Beneath the skirt of branches, close to the trunk, a small, thorny bush with heart-shaped blue leaves and dark red berries grew. Mama explained that it was a volshkyn bush from the far north, gifted to the previous queen from the then-queen of Morcant. It was said to be good for healing ointments, protection potions, and potions to help the lost find their way home, but was only used in rare instances because the plant took years to replace the leaves that were harvested from it.

Blue added it to the ingredient list, and then jumped as she heard the shop bells chime. Quickly putting the quill away, she left the recipe out to dry and hurried into the front of the shop. Dinah shut the door behind her and turned to Blue.

“I have it.” She held out two small squares of muslin, one with a strand of hair from Halette and one with a strand from Jacinthe.

“And I have something for you,” Blue said, her heart hammering as she led Dinah back into the storeroom.

This had to work. Blue needed her life back. Needed time to herself to grieve, to heal, and to figure out how to move forward.

“What is this?” Dinah’s eyes focused immediately on the sheet of old parchment sitting on the worktable, creased and yellowed. The ink had dried, Blue noted with relief.

“It’s a potion recipe.”

Dinah shoved the muslin squares into Blue’s hands and hurried to the table. Picking up the spell, she examined it for a long moment, and a smile sharp enough to cut glass spread across her face.

“Where did you find this?” she asked, raising her eyes to pin Blue where she stood.

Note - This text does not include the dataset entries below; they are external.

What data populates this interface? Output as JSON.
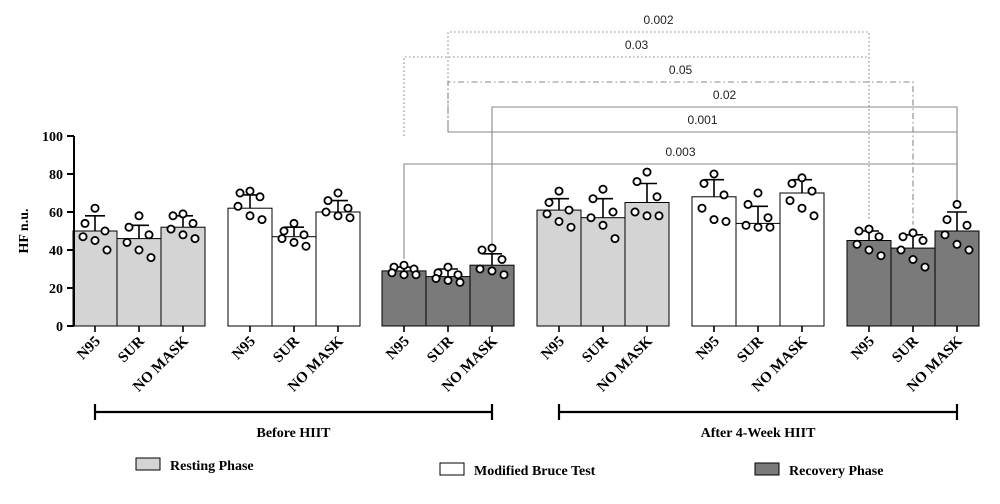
{
  "chart_data": {
    "type": "bar",
    "ylabel": "HF n.u.",
    "ylim": [
      0,
      100
    ],
    "yticks": [
      0,
      20,
      40,
      60,
      80,
      100
    ],
    "categories": [
      "N95",
      "SUR",
      "NO MASK",
      "N95",
      "SUR",
      "NO MASK",
      "N95",
      "SUR",
      "NO MASK",
      "N95",
      "SUR",
      "NO MASK",
      "N95",
      "SUR",
      "NO MASK",
      "N95",
      "SUR",
      "NO MASK"
    ],
    "phases": [
      "resting",
      "bruce",
      "recovery",
      "resting",
      "bruce",
      "recovery"
    ],
    "values": [
      50,
      46,
      52,
      62,
      47,
      60,
      29,
      26,
      32,
      61,
      57,
      65,
      68,
      54,
      70,
      45,
      41,
      50
    ],
    "errors": [
      8,
      7,
      6,
      7,
      5,
      6,
      2,
      4,
      6,
      6,
      10,
      10,
      9,
      9,
      7,
      5,
      7,
      10
    ],
    "points": [
      [
        62,
        54,
        50,
        47,
        45,
        40
      ],
      [
        58,
        52,
        48,
        44,
        40,
        36
      ],
      [
        59,
        58,
        54,
        51,
        48,
        46
      ],
      [
        71,
        70,
        68,
        63,
        58,
        56
      ],
      [
        54,
        50,
        48,
        46,
        44,
        42
      ],
      [
        70,
        66,
        62,
        60,
        58,
        57
      ],
      [
        32,
        31,
        30,
        28,
        27,
        27
      ],
      [
        31,
        28,
        27,
        25,
        24,
        23
      ],
      [
        41,
        40,
        35,
        30,
        29,
        27
      ],
      [
        71,
        65,
        61,
        59,
        55,
        52
      ],
      [
        72,
        67,
        60,
        57,
        53,
        46
      ],
      [
        81,
        76,
        68,
        60,
        58,
        58
      ],
      [
        80,
        75,
        69,
        62,
        56,
        55
      ],
      [
        70,
        64,
        57,
        53,
        52,
        52
      ],
      [
        78,
        75,
        71,
        66,
        62,
        58
      ],
      [
        51,
        50,
        47,
        43,
        40,
        37
      ],
      [
        49,
        47,
        45,
        40,
        35,
        31
      ],
      [
        64,
        56,
        53,
        48,
        43,
        40
      ]
    ],
    "comparisons": [
      {
        "from": 7,
        "to": 15,
        "label": "0.002",
        "style": "dotted"
      },
      {
        "from": 6,
        "to": 15,
        "label": "0.03",
        "style": "dotted"
      },
      {
        "from": 7,
        "to": 16,
        "label": "0.05",
        "style": "dashdot"
      },
      {
        "from": 8,
        "to": 17,
        "label": "0.02",
        "style": "solid"
      },
      {
        "from": 7,
        "to": 17,
        "label": "0.001",
        "style": "solid"
      },
      {
        "from": 6,
        "to": 17,
        "label": "0.003",
        "style": "solid"
      }
    ],
    "groups": [
      {
        "label": "Before HIIT",
        "first": 0,
        "last": 8
      },
      {
        "label": "After 4-Week HIIT",
        "first": 9,
        "last": 17
      }
    ],
    "legend": [
      {
        "label": "Resting Phase",
        "phase": "resting"
      },
      {
        "label": "Modified Bruce Test",
        "phase": "bruce"
      },
      {
        "label": "Recovery Phase",
        "phase": "recovery"
      }
    ],
    "colors": {
      "resting": "#d4d4d4",
      "bruce": "#ffffff",
      "recovery": "#7a7a7a",
      "stroke": "#000000",
      "comparison": "#888888"
    }
  }
}
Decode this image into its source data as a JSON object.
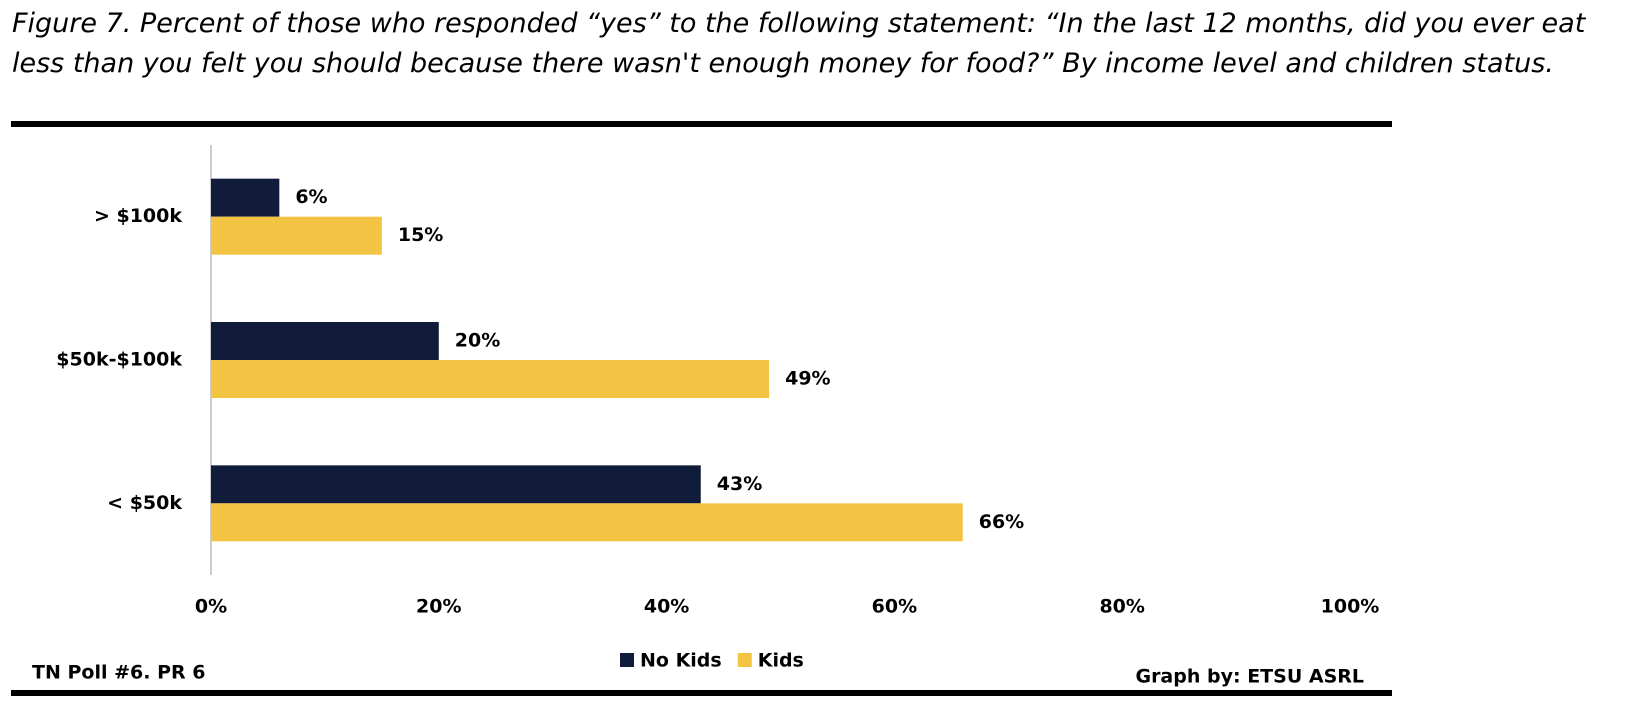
{
  "chart_data": {
    "type": "hbar",
    "title": "Figure 7. Percent of those who responded “yes” to the following statement: “In the last 12 months, did you ever eat less than you felt you should because there wasn't enough money for food?” By income level and children status.",
    "categories": [
      "> $100k",
      "$50k-$100k",
      "< $50k"
    ],
    "series": [
      {
        "name": "No Kids",
        "color": "#111c3a",
        "values": [
          6,
          20,
          43
        ],
        "value_labels": [
          "6%",
          "20%",
          "43%"
        ]
      },
      {
        "name": "Kids",
        "color": "#f3c343",
        "values": [
          15,
          49,
          66
        ],
        "value_labels": [
          "15%",
          "49%",
          "66%"
        ]
      }
    ],
    "xlim": [
      0,
      100
    ],
    "xticks": [
      {
        "value": 0,
        "label": "0%"
      },
      {
        "value": 20,
        "label": "20%"
      },
      {
        "value": 40,
        "label": "40%"
      },
      {
        "value": 60,
        "label": "60%"
      },
      {
        "value": 80,
        "label": "80%"
      },
      {
        "value": 100,
        "label": "100%"
      }
    ],
    "grid": false,
    "legend": "bottom",
    "source": "TN Poll #6. PR 6",
    "credit": "Graph by: ETSU ASRL"
  }
}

Quickly Blue cast around for inspiration and then turned to stir the potion that was brewing on the stove. “I pulled Mama’s old cauldron down to use for the protection charms. Nostalgia, I guess.”

“And it was inside,” Dinah breathed. “I didn’t think of looking there.”

“Are vintage alchemy potions really worth enough money to help you?” Blue asked carefully, afraid to hope that she’d finally found the key to getting the Chauveaus out of her life.